Фактически речь идет о том, чтобы божественное вместить в человеческое, а человеческое — в божественное. Дионис отлагает себя, щедротствует полнотой своих жизненных сил, принося людям исцеление и укрепляя их в новом годичном цикле повседневных забот. Ни первые ни второй не достигают вполне этого на земле. Связь с Дионисом поэтому заканчивается трагедией, символической смертью бога и его символическим возрождением.
Меня, однако, интересует здесь другое. Архитектура мистического действа, выраженная дуальностью, позволяет увидеть в этом противоречивость, незавершенность и гибель одного из дуальных полюсов. В этом бы можно усмотреть попытку «формализации» жизни, чему сопутствует противоречивость. Эта дуальность позднее будет воспроизведена в театре.
Совлечение масок
Первое недоразумение, с которым сталкивается всякий неискушенный исследователь театра — наличие в античном театре масок и их полное отсутствие в театре позднейшем: эпохи Возрождения античности и Нововременном.
Действительно, зачем античному театру были необходимы маски?
Ответ на этот вопрос также невозможен без обращения к Дионису. Дело в том, что находящийся в центре хорового круга «эксарх» ( — «запевала») изображал первоначально Диониса и его ипостаси. Естественно, богу подобает быть самим собой и не иметь в «облике лица своего» ничего человеческого. Поэтому маски — это лики Диониса, его ипостаси, если угодно.
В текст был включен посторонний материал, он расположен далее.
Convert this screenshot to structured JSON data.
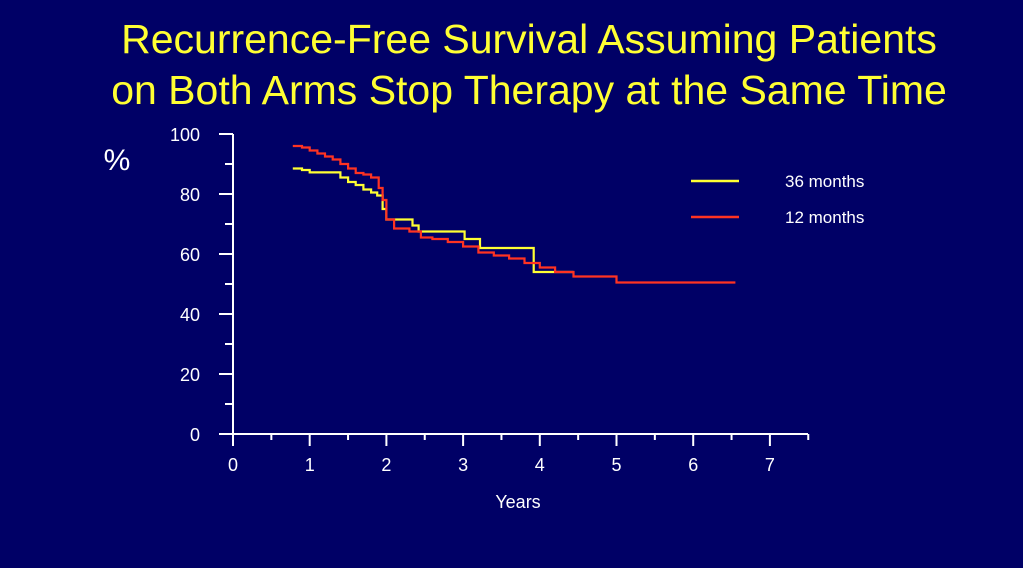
{
  "slide": {
    "title_line1": "Recurrence-Free Survival Assuming Patients",
    "title_line2": "on Both Arms Stop Therapy at the Same Time"
  },
  "chart_data": {
    "type": "line",
    "step": true,
    "ylabel": "%",
    "xlabel": "Years",
    "xlim": [
      0,
      7.5
    ],
    "ylim": [
      0,
      100
    ],
    "xticks": [
      0,
      1,
      2,
      3,
      4,
      5,
      6,
      7
    ],
    "yticks": [
      0,
      20,
      40,
      60,
      80,
      100
    ],
    "legend_position": "top-right",
    "axis_color": "#ffffff",
    "series": [
      {
        "name": "36 months",
        "color": "#ffff33",
        "x": [
          0.78,
          0.9,
          1.0,
          1.1,
          1.2,
          1.3,
          1.4,
          1.5,
          1.6,
          1.7,
          1.8,
          1.88,
          1.95,
          2.0,
          2.34,
          2.42,
          3.02,
          3.22,
          3.92,
          4.44
        ],
        "y": [
          88.5,
          88,
          87.2,
          87.2,
          87.2,
          87.2,
          85.5,
          84,
          83,
          81.5,
          80.5,
          79.5,
          75,
          71.5,
          69.5,
          67.5,
          65,
          62,
          54,
          54
        ]
      },
      {
        "name": "12 months",
        "color": "#ff3322",
        "x": [
          0.78,
          0.9,
          1.0,
          1.1,
          1.2,
          1.3,
          1.4,
          1.5,
          1.6,
          1.7,
          1.8,
          1.9,
          1.95,
          2.0,
          2.1,
          2.3,
          2.45,
          2.6,
          2.8,
          3.0,
          3.2,
          3.4,
          3.6,
          3.8,
          4.0,
          4.2,
          4.44,
          5.0,
          6.55
        ],
        "y": [
          96,
          95.5,
          94.5,
          93.5,
          92.5,
          91.5,
          90,
          88.5,
          87,
          86.5,
          85.5,
          82,
          78,
          71.5,
          68.5,
          67.5,
          65.5,
          65,
          64,
          62.5,
          60.5,
          59.5,
          58.5,
          57,
          55.5,
          54,
          52.5,
          50.5,
          50.5
        ]
      }
    ]
  }
}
«Маска и миметизм, — говорит В. Иванов, — всегда от Диониса».
Дионисийская мистерия, трансформируясь в театральную трагедию, сохраняет в последней этот «религиозный пережиток». Театр Возрождения и Нового времени, как уже не погруженный в античную религиозность, совлекает маски с актеров. Теперь уже эти «ремесленники Диониса» становятся «ремесленниками человеческих страстей». Религиозное содержание театра утрачивается.
Как признает тот же Иванов: «Современная драма — окончательно res profana, античная остается богослужением».
Совлечение масок с актеров было фактически совлечением религиозности.